Owen Sanderson is a candidate in the International Business Relations and Innovation program at the Fletcher School (MALD '15) and is also an Empower Fellow.
One of the main reasons I am in Kenya this summer is to get to know the incredible entrepreneurs working out of the iHub (and its sister mobile hacker space called the m:lab). The brainchild of Erik Hersman, the iHub was founded in 2010 to provide a laboratory for the future leaders of Africa’s knowledge economy. Located a floor below the iHub, the m:lab focuses on mobile app development. It offers both training and accelerator services to young Nairobians hoping to make a big splash in Africa’s dynamic mobile marketplace.
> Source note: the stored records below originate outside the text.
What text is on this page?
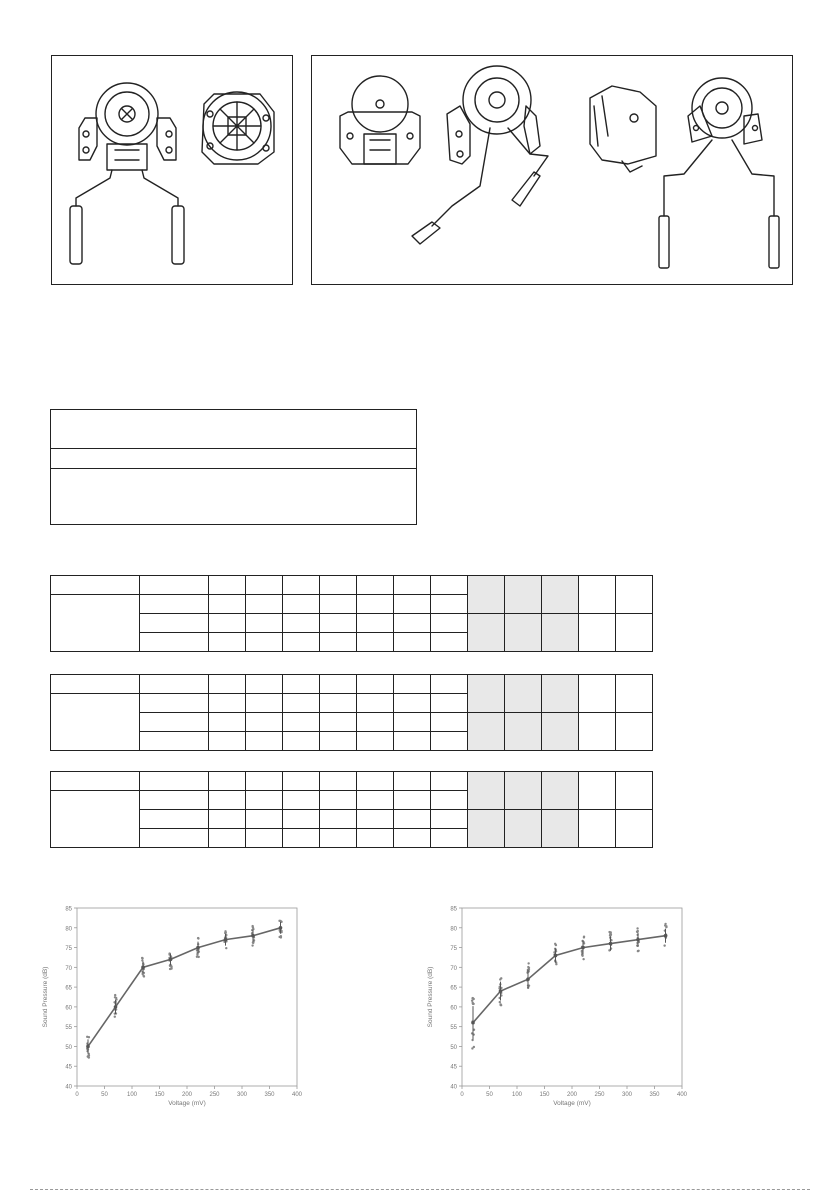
40
45
50
55
60
65
70
75
80
85
0	50	100	150	200	250	300	350	400
Voltage (mV)
Sound Pressure (dB)
40
45
50
55
60
65
70
75
80
85
0	50	100	150	200	250	300	350	400
Voltage (mV)
Sound Pressure (dB)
Both the iHub and the m:lab have sparked a bit of a revolution here in East Africa. The iHub has been called the “unofficial headquarters of Kenya's tech movement.” But new hubs and hacker spaces are opening up each month. Several studies have been completed in an attempt to map Africa’s rapidly emerging tech ecosystem—yet with the current pace of growth it is difficult for the researchers to keep up. This is indeed good news. Each new workspace offers more and more opportunities for budding digital moguls to find support, fellowship, and (with luck!) capital.
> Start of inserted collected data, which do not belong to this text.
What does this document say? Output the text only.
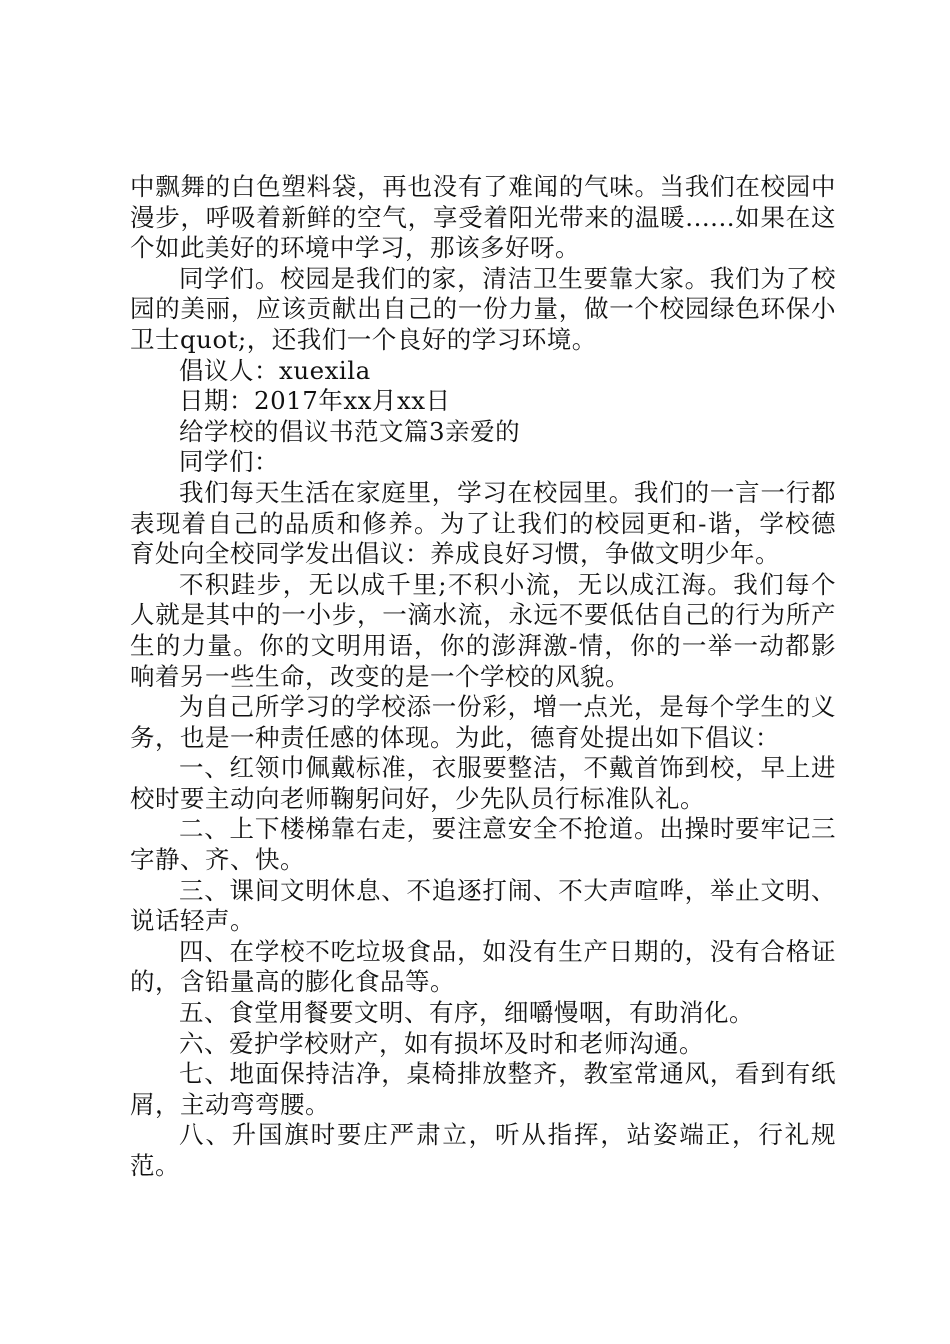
中飘舞的白色塑料袋，再也没有了难闻的气味。当我们在校园中漫步，呼吸着新鲜的空气，享受着阳光带来的温暖......如果在这个如此美好的环境中学习，那该多好呀。

同学们。校园是我们的家，清洁卫生要靠大家。我们为了校园的美丽，应该贡献出自己的一份力量，做一个校园绿色环保小卫士quot;，还我们一个良好的学习环境。

倡议人：xuexila

日期：2017年xx月xx日

给学校的倡议书范文篇3亲爱的

同学们：

我们每天生活在家庭里，学习在校园里。我们的一言一行都表现着自己的品质和修养。为了让我们的校园更和-谐，学校德育处向全校同学发出倡议：养成良好习惯，争做文明少年。

不积跬步，无以成千里;不积小流，无以成江海。我们每个人就是其中的一小步，一滴水流，永远不要低估自己的行为所产生的力量。你的文明用语，你的澎湃激-情，你的一举一动都影响着另一些生命，改变的是一个学校的风貌。

为自己所学习的学校添一份彩，增一点光，是每个学生的义务，也是一种责任感的体现。为此，德育处提出如下倡议：

一、红领巾佩戴标准，衣服要整洁，不戴首饰到校，早上进校时要主动向老师鞠躬问好，少先队员行标准队礼。

二、上下楼梯靠右走，要注意安全不抢道。出操时要牢记三字静、齐、快。

三、课间文明休息、不追逐打闹、不大声喧哗，举止文明、说话轻声。

四、在学校不吃垃圾食品，如没有生产日期的，没有合格证的，含铅量高的膨化食品等。

五、食堂用餐要文明、有序，细嚼慢咽，有助消化。

六、爱护学校财产，如有损坏及时和老师沟通。

七、地面保持洁净，桌椅排放整齐，教室常通风，看到有纸屑，主动弯弯腰。

八、升国旗时要庄严肃立，听从指挥，站姿端正，行礼规范。
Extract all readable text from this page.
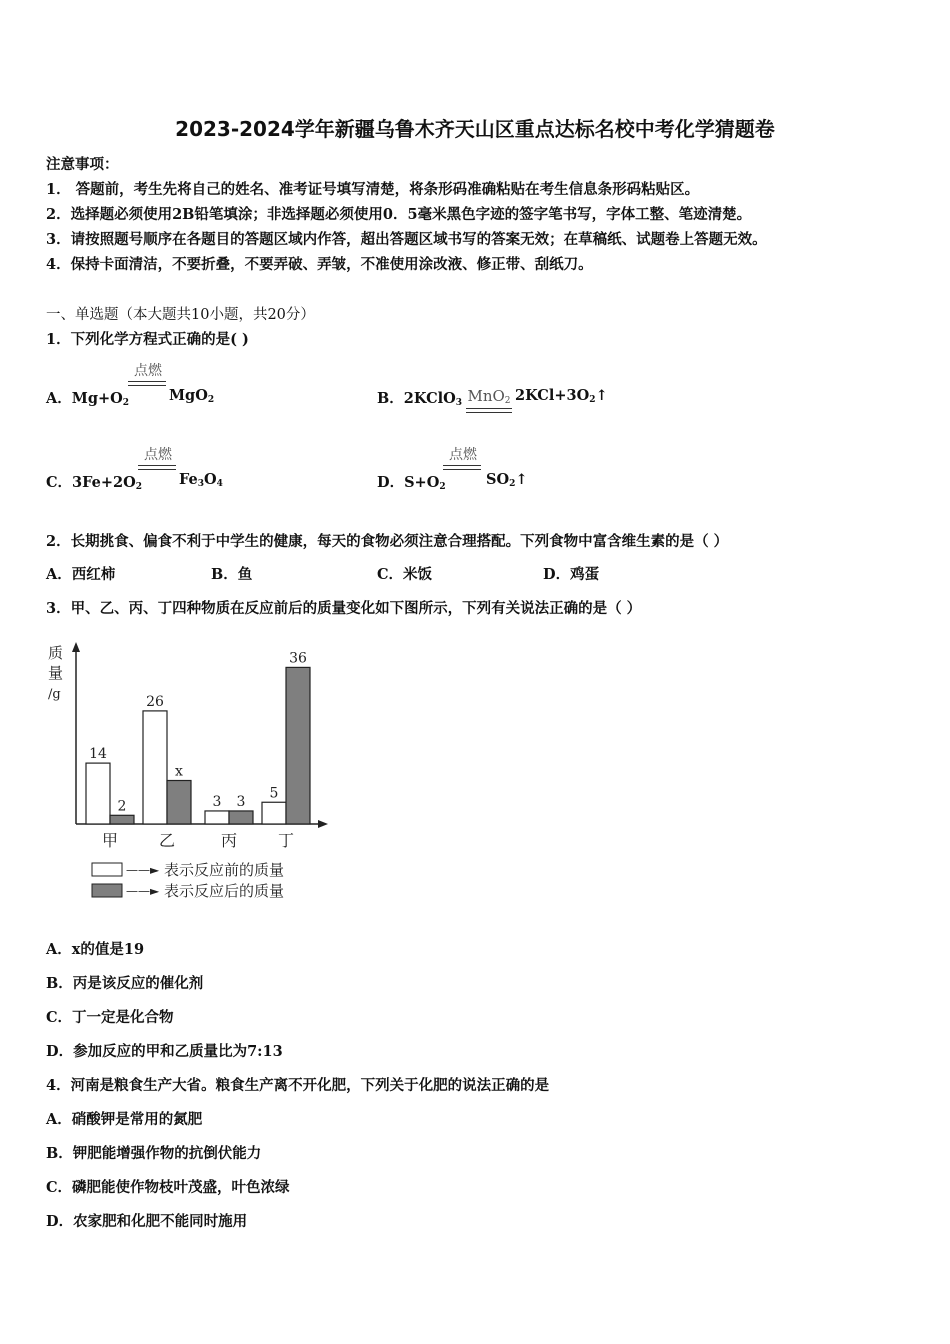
2023-2024学年新疆乌鲁木齐天山区重点达标名校中考化学猜题卷
注意事项：
1． 答题前，考生先将自己的姓名、准考证号填写清楚，将条形码准确粘贴在考生信息条形码粘贴区。
2．选择题必须使用2B铅笔填涂；非选择题必须使用0．5毫米黑色字迹的签字笔书写，字体工整、笔迹清楚。
3．请按照题号顺序在各题目的答题区域内作答，超出答题区域书写的答案无效；在草稿纸、试题卷上答题无效。
4．保持卡面清洁，不要折叠，不要弄破、弄皱，不准使用涂改液、修正带、刮纸刀。
一、单选题（本大题共10小题，共20分）
1．下列化学方程式正确的是( )
A．$Mg+O_2$
点燃
MgO$_2$	B．2KClO$_3$ MnO$_2$ $2KCl+3O_2↑$
C．$3Fe+2O_2$
点燃
$Fe_3O_4$	D．$S+O_2$
点燃
$SO_2↑$
2．长期挑食、偏食不利于中学生的健康，每天的食物必须注意合理搭配。下列食物中富含维生素的是（ ）
A．西红柿	B．鱼	C．米饭	D．鸡蛋
3．甲、乙、丙、丁四种物质在反应前后的质量变化如下图所示，下列有关说法正确的是（ ）
质
量
/g
14
2
甲
26
x
乙
3 3
丙
5
36
丁
——► 表示反应前的质量
——► 表示反应后的质量
A．x的值是19
B．丙是该反应的催化剂
C．丁一定是化合物
D．参加反应的甲和乙质量比为7:13
4．河南是粮食生产大省。粮食生产离不开化肥，下列关于化肥的说法正确的是
A．硝酸钾是常用的氮肥
B．钾肥能增强作物的抗倒伏能力
C．磷肥能使作物枝叶茂盛，叶色浓绿
D．农家肥和化肥不能同时施用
That’s where I come in. While I cannot provide seed funding to associates at the iHub or m:lab (being a poor graduate student of international affairs), I can serve as a makeshift mentor. I received two small grants from Tufts' Institute for Global Leadership and Harvard’s Program on Negotiation to train these tech-savvy entrepreneurs interest-based negotiation skills. I believe that teaching these fundamental skills can create real change for techies living at the base of the pyramid. Consider how an entrepreneur trained in negotiation skills has the ability to convince a supplier to cut him or her a better deal, persuade a donor agency to support a specific cause important to his or her business, or influence a customer to purchase a particular life-changing product. As an advocate of market-based approaches to poverty alleviation, I am confident that extending negotiation skills to these entrepreneurs will shift the balance of power towards their small and growing businesses.
With this in mind, tomorrow afternoon I will work with 15-20 fellows at the m:lab exposing them to a few tricks of the negotiation trade. While I do not claim to be an expert by any means, I am hopeful that the lessons I learned through my International Negotiation field of study at The Fletcher School and via the semester-long Negotiation Workshop with Professor Bob Bordone at Harvard Law School will translate well across international borders. Tomorrow’s session will focus on the basic ingredients necessary for an ideal negotiation: communication and collaboration. While we won’t have time to run through a full negotiation simulation, I am confident that introducing these entrepreneurs to communication and collaboration tools like active listening and agenda setting will provide a glimpse into the exciting world of negotiation. I plan to follow-up the session with a more in-depth half-day seminar for those truly interested in building a robust negotiation toolkit.